Google has announced that as part of its effort to provide users with more ad transparency, it will begin testing the idea of using “trust tokens” which, unlike cookies, will allow website owners to authenticate users to advertisers without giving up their identities. The effort is part of its Privacy Sandbox initiative launched in response to user complaints about advertisers and unknown agents tracking their actions on the internet.
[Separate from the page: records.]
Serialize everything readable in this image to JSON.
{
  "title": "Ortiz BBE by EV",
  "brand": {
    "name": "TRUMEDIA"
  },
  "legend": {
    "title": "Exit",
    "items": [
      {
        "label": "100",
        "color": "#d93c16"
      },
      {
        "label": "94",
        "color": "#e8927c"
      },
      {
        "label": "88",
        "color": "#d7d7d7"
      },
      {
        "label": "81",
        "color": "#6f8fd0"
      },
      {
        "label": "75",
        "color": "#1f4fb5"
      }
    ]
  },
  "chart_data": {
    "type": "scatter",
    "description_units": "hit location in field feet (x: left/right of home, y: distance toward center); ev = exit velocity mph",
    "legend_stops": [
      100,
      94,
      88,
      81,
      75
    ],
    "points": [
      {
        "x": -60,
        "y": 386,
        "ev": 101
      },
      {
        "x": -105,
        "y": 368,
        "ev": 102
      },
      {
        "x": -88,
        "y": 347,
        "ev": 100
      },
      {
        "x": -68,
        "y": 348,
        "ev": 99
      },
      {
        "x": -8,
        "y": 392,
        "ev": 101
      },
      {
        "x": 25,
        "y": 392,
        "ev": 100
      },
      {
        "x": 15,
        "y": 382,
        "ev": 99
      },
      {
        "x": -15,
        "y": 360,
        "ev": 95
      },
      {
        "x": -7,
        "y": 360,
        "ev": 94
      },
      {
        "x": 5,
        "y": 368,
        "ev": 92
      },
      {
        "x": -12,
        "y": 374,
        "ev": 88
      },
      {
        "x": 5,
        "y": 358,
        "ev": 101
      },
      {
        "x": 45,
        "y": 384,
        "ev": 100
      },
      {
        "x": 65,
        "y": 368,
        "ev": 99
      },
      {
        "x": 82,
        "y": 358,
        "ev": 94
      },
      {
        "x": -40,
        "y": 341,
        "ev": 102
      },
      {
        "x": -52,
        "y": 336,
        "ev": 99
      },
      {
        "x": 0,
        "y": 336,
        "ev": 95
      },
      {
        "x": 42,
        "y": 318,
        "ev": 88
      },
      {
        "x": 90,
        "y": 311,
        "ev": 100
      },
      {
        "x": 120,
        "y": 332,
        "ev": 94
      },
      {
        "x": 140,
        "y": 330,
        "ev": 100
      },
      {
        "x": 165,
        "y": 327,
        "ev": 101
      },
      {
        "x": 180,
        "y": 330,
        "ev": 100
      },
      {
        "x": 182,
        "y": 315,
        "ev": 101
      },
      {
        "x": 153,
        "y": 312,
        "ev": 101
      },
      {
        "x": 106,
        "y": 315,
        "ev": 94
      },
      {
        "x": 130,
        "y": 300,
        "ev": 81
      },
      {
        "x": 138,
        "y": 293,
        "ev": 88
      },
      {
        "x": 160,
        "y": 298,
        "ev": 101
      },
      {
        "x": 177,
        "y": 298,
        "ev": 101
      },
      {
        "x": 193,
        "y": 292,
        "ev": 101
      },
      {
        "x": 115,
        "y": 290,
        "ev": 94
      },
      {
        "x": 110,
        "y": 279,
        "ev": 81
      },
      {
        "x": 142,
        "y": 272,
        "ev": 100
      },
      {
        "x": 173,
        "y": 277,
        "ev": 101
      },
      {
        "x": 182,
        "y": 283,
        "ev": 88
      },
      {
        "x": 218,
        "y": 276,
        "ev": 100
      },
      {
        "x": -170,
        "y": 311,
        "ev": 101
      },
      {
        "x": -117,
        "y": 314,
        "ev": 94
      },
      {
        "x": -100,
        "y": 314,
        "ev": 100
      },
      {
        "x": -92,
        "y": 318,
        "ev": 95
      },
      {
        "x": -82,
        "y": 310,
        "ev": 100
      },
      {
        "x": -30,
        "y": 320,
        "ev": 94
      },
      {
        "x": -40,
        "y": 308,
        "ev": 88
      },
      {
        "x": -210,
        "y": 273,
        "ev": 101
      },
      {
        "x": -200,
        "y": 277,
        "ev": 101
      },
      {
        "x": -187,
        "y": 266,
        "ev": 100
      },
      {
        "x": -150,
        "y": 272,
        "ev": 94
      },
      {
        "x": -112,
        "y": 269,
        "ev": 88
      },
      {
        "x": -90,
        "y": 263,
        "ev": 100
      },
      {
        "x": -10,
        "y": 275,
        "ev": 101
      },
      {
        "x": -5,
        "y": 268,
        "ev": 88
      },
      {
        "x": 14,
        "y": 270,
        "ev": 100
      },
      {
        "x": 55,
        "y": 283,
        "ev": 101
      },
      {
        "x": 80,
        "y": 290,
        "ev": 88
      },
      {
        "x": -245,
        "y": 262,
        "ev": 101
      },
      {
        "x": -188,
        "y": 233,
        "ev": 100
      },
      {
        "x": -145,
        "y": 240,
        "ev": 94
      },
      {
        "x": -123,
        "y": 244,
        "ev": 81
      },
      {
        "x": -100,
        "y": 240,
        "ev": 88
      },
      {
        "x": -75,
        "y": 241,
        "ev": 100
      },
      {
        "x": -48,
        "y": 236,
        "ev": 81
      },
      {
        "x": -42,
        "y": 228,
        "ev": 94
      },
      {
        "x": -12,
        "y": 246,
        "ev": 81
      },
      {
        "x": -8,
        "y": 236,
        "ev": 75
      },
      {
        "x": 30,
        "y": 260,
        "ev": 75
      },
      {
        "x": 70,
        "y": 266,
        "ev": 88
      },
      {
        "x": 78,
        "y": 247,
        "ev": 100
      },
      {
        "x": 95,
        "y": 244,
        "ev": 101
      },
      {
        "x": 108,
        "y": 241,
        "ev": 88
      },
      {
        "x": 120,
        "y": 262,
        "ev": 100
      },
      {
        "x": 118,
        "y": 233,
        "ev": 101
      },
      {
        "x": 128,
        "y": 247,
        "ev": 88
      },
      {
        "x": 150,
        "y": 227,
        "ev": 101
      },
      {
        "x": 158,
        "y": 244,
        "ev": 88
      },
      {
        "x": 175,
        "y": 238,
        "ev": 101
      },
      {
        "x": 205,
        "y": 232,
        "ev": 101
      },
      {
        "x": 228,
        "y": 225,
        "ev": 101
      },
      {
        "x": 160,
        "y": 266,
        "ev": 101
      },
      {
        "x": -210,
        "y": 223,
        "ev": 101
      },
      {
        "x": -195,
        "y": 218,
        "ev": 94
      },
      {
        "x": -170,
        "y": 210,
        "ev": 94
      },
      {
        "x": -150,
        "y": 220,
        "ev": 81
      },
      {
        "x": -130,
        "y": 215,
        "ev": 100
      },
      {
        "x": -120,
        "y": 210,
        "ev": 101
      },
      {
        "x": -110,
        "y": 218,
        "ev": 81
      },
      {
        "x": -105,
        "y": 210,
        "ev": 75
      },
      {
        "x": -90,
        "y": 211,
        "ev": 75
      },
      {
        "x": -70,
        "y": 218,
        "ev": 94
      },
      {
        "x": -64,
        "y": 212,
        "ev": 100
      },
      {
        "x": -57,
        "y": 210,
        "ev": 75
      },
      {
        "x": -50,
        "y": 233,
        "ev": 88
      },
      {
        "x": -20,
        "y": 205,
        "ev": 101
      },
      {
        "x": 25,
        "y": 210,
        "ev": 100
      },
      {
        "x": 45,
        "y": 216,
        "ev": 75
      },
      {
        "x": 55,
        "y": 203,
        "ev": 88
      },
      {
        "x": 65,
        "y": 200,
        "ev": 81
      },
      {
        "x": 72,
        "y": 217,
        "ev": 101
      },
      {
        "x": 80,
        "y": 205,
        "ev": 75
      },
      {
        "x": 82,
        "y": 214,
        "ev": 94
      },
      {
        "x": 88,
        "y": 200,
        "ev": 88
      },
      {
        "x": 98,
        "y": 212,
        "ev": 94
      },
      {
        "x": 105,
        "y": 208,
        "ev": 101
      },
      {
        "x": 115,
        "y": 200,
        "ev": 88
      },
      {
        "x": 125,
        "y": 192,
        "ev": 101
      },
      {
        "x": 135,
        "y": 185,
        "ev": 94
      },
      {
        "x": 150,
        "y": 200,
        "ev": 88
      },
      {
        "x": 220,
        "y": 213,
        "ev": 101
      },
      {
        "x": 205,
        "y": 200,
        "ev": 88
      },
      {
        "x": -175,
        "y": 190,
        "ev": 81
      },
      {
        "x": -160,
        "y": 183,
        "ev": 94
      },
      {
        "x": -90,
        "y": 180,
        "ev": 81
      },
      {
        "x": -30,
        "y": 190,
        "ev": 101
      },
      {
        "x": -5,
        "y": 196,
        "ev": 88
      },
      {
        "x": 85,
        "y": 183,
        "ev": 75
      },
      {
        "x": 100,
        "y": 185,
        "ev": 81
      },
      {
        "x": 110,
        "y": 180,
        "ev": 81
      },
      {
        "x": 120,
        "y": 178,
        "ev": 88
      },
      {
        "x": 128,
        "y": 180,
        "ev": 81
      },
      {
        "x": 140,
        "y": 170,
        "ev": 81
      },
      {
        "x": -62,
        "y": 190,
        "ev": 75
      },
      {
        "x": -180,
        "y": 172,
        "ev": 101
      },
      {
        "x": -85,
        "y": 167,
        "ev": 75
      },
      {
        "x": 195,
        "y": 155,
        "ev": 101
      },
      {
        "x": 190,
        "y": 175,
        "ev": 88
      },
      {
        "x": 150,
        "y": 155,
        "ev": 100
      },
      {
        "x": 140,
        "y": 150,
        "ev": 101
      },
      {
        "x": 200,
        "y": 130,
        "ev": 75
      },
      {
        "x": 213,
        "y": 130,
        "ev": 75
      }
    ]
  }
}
When you go to a website and create a login, software run by the owner of the website creates a cookie—a smile data file—that is saved to your computer. It is how the website is able to remember you the next time you visit. But very often, another entity on a web page creates a cookie, generally with the express purpose of tracking your web activity. This kind of cookie is called a third-party cookie, and in addition to tracking your activity, it can sometimes be used for fraudulent purposes. Because of this, the makers of browsers such as Safari and Firefox have already blocked them. Google, on the other hand, has been slower to block them because they have been used as part of anti-bot and anti-fraud systems by website owners. In this new effort, Google is working to provide a means for preserving such abilities while still blocking third-party cookies—trust tokens, they suggest, should do the trick—but it will take some time. Google’s timeline calls for removing support for third-party cookies in 2022.
Google describes its trust token technology as an API that can generate unique cryptographically signed tokens for each user of a website—it can be used by a website owner to let advertisers know if a visitor is a user or a bot—but would not be of any use to third parties. Most importantly, trust tokens could not be used to track user activity on the internet, because to third parties, they would all look the same. Google notes that the API and the software is still a work in progress—the company posted an intro for interested parties on its blog page last month.